"İlginç bir oyun. Kazanmanın tek yolu hiç oynamamak."
Aynı şey birçoğumuzun günlük hayatımızda oynadığı oyun için de geçerli: Toksik anne-babaları değiştirmeye çalışma oyunu. Onların sevecen birer anne-baba olmaları ve bizi sevmeleri için elimizden geleni yapıyoruz. Bu múcadele enerjimizi tüketiyor ve günlerimizi kargaşa ve acıyla geçirmemize yol açıyor. Halbuki tum çabalarımız nafile. Kazanmanın tek yolu hiç oynamamak.
Artık oyundan vazgeçmenin, mücadeleyi bırakmanın zamanı geldi. Bu anne-babanızdan vazgeçmeniz gerektiği anlamına gelmiyor. Vazgeçmeniz gerekenler:
Kendinizi daha iyi hissedebilmek adına anne-babanızı degiştirmeye çalışmak,
• Onların sevgisini kazanmak için ne yapmanız gerektiğini bulmaya çalışmak,
Onların hareket ve davranışlarına aşırı duygusal tepkiler vermek,
• Bir gün, hak ettiğiniz desteği size göstereceklerinin hayalini kurmak.

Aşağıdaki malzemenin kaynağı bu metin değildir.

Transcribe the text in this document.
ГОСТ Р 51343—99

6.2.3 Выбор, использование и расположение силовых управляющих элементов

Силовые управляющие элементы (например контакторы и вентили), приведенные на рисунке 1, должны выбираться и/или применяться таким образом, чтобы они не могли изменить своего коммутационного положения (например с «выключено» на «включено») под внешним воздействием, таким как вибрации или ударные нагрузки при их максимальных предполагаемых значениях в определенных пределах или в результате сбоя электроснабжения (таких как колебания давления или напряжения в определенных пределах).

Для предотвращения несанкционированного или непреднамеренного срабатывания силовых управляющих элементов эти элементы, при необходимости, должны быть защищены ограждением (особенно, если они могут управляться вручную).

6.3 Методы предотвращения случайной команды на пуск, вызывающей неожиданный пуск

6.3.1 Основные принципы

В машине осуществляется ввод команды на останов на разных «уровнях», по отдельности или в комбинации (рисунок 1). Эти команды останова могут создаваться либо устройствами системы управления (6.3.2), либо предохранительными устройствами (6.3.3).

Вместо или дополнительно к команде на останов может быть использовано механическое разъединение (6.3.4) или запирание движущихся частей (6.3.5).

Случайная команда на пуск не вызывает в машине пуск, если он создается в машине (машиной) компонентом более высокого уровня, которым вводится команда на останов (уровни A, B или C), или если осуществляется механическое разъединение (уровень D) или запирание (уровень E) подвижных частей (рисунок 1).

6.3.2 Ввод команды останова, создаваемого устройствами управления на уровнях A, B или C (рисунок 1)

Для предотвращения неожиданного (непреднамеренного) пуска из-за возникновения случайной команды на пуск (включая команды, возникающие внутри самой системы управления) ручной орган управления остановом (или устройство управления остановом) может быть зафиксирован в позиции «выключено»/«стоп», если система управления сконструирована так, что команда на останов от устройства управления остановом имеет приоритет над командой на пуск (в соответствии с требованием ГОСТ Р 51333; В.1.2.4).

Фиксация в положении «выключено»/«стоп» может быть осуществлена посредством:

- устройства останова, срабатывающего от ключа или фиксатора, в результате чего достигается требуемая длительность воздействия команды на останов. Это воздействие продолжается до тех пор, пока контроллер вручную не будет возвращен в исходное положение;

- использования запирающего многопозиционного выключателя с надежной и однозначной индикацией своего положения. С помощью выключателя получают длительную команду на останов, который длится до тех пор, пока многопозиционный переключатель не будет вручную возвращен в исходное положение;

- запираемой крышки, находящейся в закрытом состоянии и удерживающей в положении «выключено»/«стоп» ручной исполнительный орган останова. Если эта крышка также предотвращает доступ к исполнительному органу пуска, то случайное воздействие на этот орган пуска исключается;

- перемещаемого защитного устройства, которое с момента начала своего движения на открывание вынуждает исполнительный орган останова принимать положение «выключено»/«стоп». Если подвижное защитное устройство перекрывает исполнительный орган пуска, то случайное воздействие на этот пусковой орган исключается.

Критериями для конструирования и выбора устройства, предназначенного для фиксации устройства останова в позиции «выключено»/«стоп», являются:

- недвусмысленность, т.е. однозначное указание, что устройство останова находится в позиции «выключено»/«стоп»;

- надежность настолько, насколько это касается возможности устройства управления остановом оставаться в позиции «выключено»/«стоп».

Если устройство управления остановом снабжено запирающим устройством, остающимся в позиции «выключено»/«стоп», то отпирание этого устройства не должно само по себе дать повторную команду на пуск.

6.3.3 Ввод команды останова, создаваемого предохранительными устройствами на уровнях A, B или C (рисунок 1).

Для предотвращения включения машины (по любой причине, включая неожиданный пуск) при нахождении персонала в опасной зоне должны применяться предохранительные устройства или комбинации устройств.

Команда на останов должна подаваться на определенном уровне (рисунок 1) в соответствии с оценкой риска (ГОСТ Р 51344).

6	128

Şimdiye kadar anne-babanızdan duygusal destek görmediyseniz, bundan sonra da görmeyecek olmanızın ihtimali çok yüksek, toksik anne-babaların diğer yetişkin çocukları gibi bunu siz de biliyor olmalısınız. Maalesef bu anlayış, duygularımızın hissetme katmanında etkili olamıyor. İçinizdeki devamlı çabalayan çocuk, bir gün anne-babasının onun ne kadar harika bir çocuk olduğunu fark edecekleri ve onu sevecekleri konusunda sahip olduğu umuda olan bağından kopamıyor. Suçlarınızın ne olduğunu bilmeden, devamlı olarak hatalarınızı telafi etmeye uğraşıyor olabilirsiniz. Toksik anne-babanızdan çocukluğunuzda sizden esirgenen sevgi ve şefkati her talep edişinizde de susuz bir kuyudan su çekmeye gitmiş gibi oluyorsunuz. Ne yaparsanız yapın, kovanız boş çıkacak.